There's value to be found in smaller U.S. industrial names, and this screen can help you find it.
When considering the likely bankruptcy of General Motors
Price/Sales < 1.0
Price/sales tends to be a good valuation tool for industrials stocks. Sales are less variable than earnings and cash flows because operating and financial leverage magnify changes to profits relative to revenues. So price/sales gives you a smoother, more meaningful number to screen on. It's meaningful even when profits are low or negative (sales are never negative). For a cyclical stock, a low P/E can simply mean earnings have peaked and it's all downhill from here. In fact, there's an old saw that the time to buy cyclicals is when the P/E is astronomical, as that means earnings might be bottoming. For this screen, we require a low price/sales ratio--less than 1.0.
And Dividend Yield > Dividend Yield of the S&P 500
Perhaps I've been spending too much time with Josh Peters, Morningstar's dividend strategist, but I'm paying more attention to dividend yields these days. The typical industrials stock is not in the ramp-up phase of its growth cycle and therefore should be paying out profits to shareholders in the form of dividends. Given the S&P 500 dividend yield of 3.3%, I should demand at least that much from an industrial. Plus, a dividend signals that management thinks the company has the wherewithal to part with cash; other things equal, that's a good sign.
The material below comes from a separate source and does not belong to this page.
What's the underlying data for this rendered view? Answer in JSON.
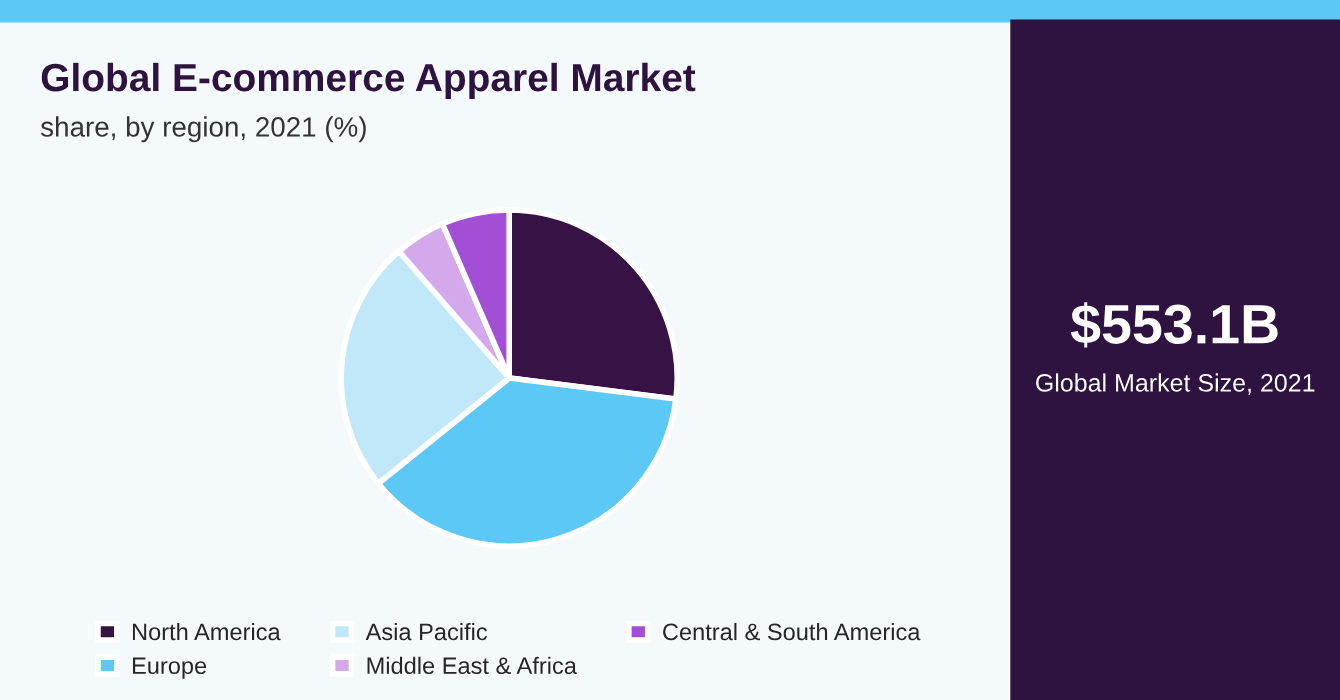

And Financial Health Grade >= B
For an industrial to make us money, it needs to make it through this crisis. So a financial health criterion is essential. We could screen by any number of financial health variables--financial leverage less than three, for example, or debt/equity less than 50%. But the financial health grade tends to be a more reliable screening tool in the sense that you get fewer false positives. Tossing out any company that fails to make an arbitrary cut-off on one of the traditional financial leverage ratios tends to (at least in my experience) eliminate too many solid companies; there's often a financial ratio that a company will look poor on (financial leverage, say, because the company has bought back a lot of shares, depressing its book equity), even if it's actually quite strong on closer inspection.
The financial health grade, in my opinion, does a good job across a variety of different types of firms. It ignores book equity (using market capitalization instead), and only relies on the book value of liabilities from the balance sheet. And even if liabilities are understated on the books, the market capitalization will often reflect the off-balance-sheet liabilities, keeping the financial health grade honest.